Stunning song, peak performance
Senior Luke Arend plays Etudes-Tableaux, Op. 39.
By Nick LaFrombois | Clarion Correspondent
Luke Arend waits patiently behind the heavy, grand golden double doors that stand stage right as the only barrier between him and a stunning performance. The stage, empty except for a Grand Piano and its bench. The stage lights beat down on Arend and his grey suit as he walks an awkwardly long distance to the grand piano placed at center stage. Benson Great Hall is silent. All eyes and ears open and ready to receive whatever bliss Arend is willing to give through his music. Arend sits down on a tiny black bench at the great grand piano by himself, ready to begin. No page turner. No pages. Just Luke. He sits for a couple seconds in silence, as the crowd waits earnestly in silence as well. The house wasn’t full, but each and every person in the house was staring Arend down, already engulfed in his presence. He begins.
He plays Etudes-Tableaux, Op. 39 by Sergei Rachmaninoff. Immediately, the crowd is captured. During other performances, there were heads moving in the crowd checking phones, reading the program, or whispering to the person next to them. Not now. Every audience member can’t help but lock their eyes on Arend. The piece is in E-Flat Minor, a key meant to invoke pain, sorrow, sadness and nostalgia all in the same piece.

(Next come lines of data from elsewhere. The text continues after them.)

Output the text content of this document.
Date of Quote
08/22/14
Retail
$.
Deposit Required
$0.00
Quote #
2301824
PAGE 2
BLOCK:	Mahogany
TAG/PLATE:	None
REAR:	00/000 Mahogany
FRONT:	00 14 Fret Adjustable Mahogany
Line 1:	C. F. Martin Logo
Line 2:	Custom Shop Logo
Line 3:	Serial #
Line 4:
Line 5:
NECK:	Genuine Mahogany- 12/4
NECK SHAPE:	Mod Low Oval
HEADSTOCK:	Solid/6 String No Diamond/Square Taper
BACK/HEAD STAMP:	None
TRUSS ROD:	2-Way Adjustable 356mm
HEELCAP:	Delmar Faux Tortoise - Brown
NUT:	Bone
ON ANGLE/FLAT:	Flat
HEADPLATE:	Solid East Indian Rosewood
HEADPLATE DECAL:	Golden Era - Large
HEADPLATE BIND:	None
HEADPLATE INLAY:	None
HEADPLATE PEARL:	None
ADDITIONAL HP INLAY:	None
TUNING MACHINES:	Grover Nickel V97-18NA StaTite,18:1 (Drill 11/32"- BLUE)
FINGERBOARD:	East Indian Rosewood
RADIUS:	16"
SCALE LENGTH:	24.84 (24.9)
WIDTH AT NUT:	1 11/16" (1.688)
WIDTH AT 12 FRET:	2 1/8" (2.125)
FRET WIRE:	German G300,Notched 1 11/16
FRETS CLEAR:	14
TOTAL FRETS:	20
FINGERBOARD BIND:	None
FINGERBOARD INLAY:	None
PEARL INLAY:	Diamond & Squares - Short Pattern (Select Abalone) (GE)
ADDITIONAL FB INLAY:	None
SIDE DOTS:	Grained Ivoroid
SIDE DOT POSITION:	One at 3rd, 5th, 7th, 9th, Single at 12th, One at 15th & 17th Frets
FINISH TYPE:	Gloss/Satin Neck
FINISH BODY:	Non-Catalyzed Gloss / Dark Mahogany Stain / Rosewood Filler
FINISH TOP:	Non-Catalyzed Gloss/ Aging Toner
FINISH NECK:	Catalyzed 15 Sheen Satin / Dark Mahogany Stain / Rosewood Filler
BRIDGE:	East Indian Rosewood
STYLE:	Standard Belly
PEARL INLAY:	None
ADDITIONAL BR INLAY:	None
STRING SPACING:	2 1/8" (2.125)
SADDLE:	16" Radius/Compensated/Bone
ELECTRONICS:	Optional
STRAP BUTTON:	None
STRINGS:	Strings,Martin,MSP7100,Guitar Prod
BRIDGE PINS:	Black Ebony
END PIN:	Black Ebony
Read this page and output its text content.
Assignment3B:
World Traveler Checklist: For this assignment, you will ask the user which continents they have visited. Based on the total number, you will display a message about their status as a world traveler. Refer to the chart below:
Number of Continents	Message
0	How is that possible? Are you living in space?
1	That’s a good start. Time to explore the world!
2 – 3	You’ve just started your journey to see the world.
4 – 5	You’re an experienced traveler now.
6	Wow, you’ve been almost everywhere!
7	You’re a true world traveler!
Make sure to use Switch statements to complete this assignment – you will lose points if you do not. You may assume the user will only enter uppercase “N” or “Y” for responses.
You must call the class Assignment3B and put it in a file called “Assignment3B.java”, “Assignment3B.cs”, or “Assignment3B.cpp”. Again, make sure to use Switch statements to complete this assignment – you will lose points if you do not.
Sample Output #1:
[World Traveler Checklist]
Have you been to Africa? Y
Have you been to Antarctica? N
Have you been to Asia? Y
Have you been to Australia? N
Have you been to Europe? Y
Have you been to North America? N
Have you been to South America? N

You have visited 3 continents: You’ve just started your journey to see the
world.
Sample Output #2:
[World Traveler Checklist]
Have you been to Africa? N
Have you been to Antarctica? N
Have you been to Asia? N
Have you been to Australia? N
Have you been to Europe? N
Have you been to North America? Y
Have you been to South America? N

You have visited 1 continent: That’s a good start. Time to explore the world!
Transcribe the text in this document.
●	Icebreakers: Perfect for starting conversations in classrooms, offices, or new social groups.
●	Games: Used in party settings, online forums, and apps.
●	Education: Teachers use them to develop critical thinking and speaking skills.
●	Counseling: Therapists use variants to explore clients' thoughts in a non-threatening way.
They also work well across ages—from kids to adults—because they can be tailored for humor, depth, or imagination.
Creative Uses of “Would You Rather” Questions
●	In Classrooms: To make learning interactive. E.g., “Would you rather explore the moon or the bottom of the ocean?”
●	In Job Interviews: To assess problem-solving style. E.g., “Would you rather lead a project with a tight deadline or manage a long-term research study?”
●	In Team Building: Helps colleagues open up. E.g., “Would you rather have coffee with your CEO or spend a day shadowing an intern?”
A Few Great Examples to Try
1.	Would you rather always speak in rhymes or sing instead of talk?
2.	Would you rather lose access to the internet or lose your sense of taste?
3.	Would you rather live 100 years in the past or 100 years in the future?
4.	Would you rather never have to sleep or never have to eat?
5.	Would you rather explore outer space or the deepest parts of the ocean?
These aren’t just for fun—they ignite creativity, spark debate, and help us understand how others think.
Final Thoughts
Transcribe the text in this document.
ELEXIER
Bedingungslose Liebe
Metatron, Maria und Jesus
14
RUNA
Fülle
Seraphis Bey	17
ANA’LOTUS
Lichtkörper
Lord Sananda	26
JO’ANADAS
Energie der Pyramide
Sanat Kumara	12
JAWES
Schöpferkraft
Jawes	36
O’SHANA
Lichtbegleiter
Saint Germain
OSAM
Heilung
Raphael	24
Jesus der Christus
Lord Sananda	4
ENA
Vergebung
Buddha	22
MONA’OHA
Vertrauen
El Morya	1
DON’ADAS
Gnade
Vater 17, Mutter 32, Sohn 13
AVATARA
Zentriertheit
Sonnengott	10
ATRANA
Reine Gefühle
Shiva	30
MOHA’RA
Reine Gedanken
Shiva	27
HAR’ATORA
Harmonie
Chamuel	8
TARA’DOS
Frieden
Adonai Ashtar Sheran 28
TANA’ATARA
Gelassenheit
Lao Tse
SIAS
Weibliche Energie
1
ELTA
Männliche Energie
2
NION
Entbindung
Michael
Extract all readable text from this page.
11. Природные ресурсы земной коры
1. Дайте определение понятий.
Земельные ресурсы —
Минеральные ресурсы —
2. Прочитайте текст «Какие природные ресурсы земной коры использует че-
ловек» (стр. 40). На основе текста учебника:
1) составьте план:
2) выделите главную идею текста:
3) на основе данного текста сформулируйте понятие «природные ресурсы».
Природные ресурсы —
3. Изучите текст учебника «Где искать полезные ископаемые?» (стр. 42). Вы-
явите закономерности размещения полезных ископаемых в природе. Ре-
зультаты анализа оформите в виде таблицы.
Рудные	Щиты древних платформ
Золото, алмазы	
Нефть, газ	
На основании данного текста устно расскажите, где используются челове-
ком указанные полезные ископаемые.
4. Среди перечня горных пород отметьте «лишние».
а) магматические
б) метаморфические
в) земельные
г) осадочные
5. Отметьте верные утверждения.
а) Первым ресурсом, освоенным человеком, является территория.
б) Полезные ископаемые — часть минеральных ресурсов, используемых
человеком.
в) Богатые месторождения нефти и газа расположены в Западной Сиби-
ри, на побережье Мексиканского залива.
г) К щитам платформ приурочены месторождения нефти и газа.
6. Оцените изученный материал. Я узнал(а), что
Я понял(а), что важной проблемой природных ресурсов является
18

Arend’s hands glide across the keys, effortlessly creating beauty. His body sways and winces with every movement of the piece, embodying the emotion the crowd is experiencing. Multiple small movements within the piece keep the crowd off guard, getting deeper, darker and more ominous as it continues.
Arend ends the piece with one singular, isolated note — and silence ensues. The crowd hesitates, processing, wondering, analyzing. Arend takes in a gulp of air, stands up, bows with both palms and feet together, and walks off stage. The stage is empty yet again, and the crowd patiently awaits whatever else lies behind those giant golden doors.